If the electricity-generation business was destined to build few coal-fired units anyway, why does the US need a regulation ensuring that outcome?

The question arises from the rationale behind the US Environmental Protection Agency's claim that greenhouse-gas (GHG) emission standards it proposed on Sept. 20 for new power plants "are not expected to have notable costs and are not projected to impact electricity prices or reliability."

EPA cites government and industry projections "that new power plants that are built over the next decade or more would be expected to meet these standards even in the absence of the rule."

In those projections, gas-fired combustion units dominate power-plant construction.

New gas-fired generators can meet the standards EPA now proposes without adding emission controls. New coal-fired units would have to capture and store at least some of the GHGs emitted by their operations. The equipment required and extra energy used are expensive.

If forecasts are right about gas and coal prices and about technological development, EPA might be right about its proposals not raising electricity costs.

But how often are forecasts—by the government or anyone—right about energy prices and technologies?

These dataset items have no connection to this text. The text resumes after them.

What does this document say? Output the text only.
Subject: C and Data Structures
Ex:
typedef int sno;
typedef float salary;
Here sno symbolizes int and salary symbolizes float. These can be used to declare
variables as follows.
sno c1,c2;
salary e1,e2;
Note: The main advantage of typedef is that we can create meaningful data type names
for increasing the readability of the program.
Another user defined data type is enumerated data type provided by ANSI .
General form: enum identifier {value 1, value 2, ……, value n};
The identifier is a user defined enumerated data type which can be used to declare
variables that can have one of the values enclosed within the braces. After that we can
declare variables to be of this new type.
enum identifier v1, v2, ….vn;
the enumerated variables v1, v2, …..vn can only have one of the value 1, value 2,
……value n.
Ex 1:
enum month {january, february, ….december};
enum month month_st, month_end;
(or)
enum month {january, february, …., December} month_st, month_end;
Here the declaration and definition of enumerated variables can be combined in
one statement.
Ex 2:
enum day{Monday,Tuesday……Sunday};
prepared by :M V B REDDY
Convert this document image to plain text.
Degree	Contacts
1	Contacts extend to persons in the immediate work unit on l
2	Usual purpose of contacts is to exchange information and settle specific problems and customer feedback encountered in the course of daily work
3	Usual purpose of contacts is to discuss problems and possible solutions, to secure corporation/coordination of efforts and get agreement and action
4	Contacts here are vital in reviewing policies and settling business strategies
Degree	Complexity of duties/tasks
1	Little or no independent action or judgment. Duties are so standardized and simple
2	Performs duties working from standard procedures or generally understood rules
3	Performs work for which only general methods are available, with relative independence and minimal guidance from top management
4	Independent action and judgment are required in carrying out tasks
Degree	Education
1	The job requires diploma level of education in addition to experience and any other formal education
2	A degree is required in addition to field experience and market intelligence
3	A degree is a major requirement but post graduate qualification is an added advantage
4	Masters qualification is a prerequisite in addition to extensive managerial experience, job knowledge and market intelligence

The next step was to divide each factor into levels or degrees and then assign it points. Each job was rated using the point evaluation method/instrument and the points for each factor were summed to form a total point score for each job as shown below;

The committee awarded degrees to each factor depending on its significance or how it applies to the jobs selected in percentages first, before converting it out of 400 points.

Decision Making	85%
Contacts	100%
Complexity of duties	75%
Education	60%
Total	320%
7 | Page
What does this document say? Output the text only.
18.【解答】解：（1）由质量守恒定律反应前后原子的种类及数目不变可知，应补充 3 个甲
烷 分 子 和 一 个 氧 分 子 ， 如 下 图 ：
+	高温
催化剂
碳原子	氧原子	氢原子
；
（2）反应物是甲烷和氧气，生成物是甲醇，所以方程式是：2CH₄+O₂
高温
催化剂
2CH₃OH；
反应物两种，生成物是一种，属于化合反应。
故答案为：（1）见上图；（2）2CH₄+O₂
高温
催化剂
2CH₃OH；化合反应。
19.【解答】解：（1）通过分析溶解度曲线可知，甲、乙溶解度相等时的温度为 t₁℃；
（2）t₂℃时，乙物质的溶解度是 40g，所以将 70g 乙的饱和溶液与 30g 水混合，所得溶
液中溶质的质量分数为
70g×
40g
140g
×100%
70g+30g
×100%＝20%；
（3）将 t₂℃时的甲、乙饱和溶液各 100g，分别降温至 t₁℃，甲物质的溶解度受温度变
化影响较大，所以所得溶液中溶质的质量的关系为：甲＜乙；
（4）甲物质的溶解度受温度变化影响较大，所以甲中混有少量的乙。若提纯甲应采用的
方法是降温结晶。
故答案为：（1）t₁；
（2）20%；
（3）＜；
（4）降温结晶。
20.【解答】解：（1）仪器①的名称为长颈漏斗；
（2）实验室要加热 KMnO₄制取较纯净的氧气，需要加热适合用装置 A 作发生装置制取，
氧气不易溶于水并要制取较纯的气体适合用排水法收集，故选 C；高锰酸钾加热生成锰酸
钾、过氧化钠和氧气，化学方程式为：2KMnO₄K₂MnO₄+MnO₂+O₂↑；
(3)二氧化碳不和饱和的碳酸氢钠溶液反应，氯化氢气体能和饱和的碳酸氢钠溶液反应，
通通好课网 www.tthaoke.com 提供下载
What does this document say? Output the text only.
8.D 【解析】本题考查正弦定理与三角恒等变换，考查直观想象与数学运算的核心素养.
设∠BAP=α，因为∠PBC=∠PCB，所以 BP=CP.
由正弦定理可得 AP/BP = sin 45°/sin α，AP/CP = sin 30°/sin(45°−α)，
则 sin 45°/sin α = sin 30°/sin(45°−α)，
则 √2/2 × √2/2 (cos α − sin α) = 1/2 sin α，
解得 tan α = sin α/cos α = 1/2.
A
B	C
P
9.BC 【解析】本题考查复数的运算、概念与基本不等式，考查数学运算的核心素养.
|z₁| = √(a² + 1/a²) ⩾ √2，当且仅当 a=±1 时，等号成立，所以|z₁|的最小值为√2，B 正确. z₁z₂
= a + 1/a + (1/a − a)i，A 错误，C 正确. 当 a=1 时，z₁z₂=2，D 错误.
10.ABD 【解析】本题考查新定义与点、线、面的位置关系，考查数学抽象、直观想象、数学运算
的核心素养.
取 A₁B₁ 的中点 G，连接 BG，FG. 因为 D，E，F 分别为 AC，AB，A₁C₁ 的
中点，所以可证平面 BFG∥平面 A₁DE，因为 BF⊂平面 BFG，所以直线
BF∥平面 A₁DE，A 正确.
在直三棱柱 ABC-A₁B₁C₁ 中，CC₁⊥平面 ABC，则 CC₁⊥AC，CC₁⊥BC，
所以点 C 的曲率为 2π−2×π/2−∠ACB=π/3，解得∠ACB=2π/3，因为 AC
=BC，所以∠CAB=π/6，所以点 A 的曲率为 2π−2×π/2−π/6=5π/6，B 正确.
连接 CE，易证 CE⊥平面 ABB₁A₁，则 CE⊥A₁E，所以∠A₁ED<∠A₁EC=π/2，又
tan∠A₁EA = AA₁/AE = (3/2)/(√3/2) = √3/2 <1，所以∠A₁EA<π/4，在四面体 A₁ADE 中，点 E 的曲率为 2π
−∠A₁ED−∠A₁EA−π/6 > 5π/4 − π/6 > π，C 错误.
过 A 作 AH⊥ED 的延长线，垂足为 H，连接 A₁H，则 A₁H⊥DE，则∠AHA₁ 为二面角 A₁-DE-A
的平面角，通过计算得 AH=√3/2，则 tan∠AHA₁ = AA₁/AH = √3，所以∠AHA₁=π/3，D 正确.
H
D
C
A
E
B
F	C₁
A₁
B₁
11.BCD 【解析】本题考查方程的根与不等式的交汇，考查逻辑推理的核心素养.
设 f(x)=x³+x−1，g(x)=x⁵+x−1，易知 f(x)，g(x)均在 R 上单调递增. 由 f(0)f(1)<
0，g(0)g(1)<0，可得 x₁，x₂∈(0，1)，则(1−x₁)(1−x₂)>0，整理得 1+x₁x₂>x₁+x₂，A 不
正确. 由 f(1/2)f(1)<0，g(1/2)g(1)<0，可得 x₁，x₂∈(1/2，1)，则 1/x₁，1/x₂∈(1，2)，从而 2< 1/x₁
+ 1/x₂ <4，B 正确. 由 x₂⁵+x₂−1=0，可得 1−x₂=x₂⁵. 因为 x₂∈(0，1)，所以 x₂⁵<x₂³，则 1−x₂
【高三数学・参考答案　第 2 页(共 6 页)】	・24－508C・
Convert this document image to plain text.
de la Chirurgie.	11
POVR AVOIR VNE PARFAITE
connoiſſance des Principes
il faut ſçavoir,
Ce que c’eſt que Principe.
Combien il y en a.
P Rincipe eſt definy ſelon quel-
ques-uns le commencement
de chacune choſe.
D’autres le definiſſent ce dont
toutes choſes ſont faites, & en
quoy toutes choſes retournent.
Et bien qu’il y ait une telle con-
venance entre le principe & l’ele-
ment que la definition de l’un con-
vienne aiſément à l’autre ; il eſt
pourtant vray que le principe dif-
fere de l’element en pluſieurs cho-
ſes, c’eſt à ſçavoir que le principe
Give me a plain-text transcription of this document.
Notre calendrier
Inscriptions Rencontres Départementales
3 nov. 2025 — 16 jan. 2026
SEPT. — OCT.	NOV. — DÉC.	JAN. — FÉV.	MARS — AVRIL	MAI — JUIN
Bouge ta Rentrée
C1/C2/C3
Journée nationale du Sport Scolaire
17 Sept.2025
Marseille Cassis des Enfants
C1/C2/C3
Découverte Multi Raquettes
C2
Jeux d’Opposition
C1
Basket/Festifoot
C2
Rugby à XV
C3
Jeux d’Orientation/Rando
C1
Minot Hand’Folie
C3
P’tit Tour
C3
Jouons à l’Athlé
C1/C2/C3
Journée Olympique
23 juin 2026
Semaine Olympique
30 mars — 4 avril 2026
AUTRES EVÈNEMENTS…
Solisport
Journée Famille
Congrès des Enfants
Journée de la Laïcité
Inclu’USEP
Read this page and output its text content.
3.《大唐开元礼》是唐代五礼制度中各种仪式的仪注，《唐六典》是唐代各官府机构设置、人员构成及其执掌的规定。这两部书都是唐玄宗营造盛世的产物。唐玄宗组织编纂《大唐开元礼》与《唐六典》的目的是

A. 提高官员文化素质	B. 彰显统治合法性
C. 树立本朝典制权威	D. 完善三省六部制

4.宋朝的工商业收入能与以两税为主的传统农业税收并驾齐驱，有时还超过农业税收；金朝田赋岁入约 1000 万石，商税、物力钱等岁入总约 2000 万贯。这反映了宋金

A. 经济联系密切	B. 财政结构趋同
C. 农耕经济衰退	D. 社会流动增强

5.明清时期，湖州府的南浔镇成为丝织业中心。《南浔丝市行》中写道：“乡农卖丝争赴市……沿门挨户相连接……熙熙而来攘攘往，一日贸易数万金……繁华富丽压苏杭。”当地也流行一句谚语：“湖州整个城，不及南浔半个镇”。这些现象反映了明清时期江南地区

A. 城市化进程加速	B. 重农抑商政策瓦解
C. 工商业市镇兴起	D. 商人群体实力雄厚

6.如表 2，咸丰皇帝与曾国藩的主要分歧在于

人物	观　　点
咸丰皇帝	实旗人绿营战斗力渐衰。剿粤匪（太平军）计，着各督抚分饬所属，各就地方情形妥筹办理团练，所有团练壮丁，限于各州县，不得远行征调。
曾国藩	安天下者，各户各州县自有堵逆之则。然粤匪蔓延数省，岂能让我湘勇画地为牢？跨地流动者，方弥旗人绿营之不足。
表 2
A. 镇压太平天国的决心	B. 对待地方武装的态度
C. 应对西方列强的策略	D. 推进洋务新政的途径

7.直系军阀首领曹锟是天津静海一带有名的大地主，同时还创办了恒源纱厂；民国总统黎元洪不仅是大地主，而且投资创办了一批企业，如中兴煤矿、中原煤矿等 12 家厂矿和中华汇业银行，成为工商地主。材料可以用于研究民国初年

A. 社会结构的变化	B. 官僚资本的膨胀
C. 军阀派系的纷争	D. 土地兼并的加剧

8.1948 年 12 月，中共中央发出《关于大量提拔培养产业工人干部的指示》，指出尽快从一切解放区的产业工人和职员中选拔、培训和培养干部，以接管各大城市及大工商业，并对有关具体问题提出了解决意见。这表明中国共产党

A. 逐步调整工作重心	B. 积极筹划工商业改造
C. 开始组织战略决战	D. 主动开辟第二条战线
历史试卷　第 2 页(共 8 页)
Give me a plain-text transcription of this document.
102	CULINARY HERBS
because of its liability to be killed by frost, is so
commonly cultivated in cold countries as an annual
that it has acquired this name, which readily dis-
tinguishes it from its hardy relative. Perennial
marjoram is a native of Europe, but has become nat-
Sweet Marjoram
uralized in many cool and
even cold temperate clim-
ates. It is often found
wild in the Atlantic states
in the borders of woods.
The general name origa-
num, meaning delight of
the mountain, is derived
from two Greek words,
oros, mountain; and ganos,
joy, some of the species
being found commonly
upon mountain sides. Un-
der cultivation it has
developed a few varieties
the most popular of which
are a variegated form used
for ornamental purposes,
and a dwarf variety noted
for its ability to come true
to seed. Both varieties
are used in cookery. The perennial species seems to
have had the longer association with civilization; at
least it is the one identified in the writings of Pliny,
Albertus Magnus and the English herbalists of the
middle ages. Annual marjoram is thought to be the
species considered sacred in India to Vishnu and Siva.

If markets really have closed the door on future coal-fired power generation, EPA has locked it and swallowed the key.

Refiners need to worry about the agency's eagerness to foreclose expansion of an important American industry.

Somewhere in EPA's busy chambers, new-source GHG emission standards are under development for refineries. The agency was to have proposed refinery standards late in 2011. And under the Clean Air Act, when EPA sets standards for new stationary sources of GHG emissions, it's supposed to issue guidelines for existing sources, too.

What EPA plans for refinery GHG emissions remains in suspense. In other regulatory areas, the agency hasn't acted greatly concerned about the effects of its initiatives on refining costs or fuel prices.

Meanwhile, as they await clarity on GHG regulation, refiners might profit—EPA's assurances notwithstanding—by trimming their use of electricity.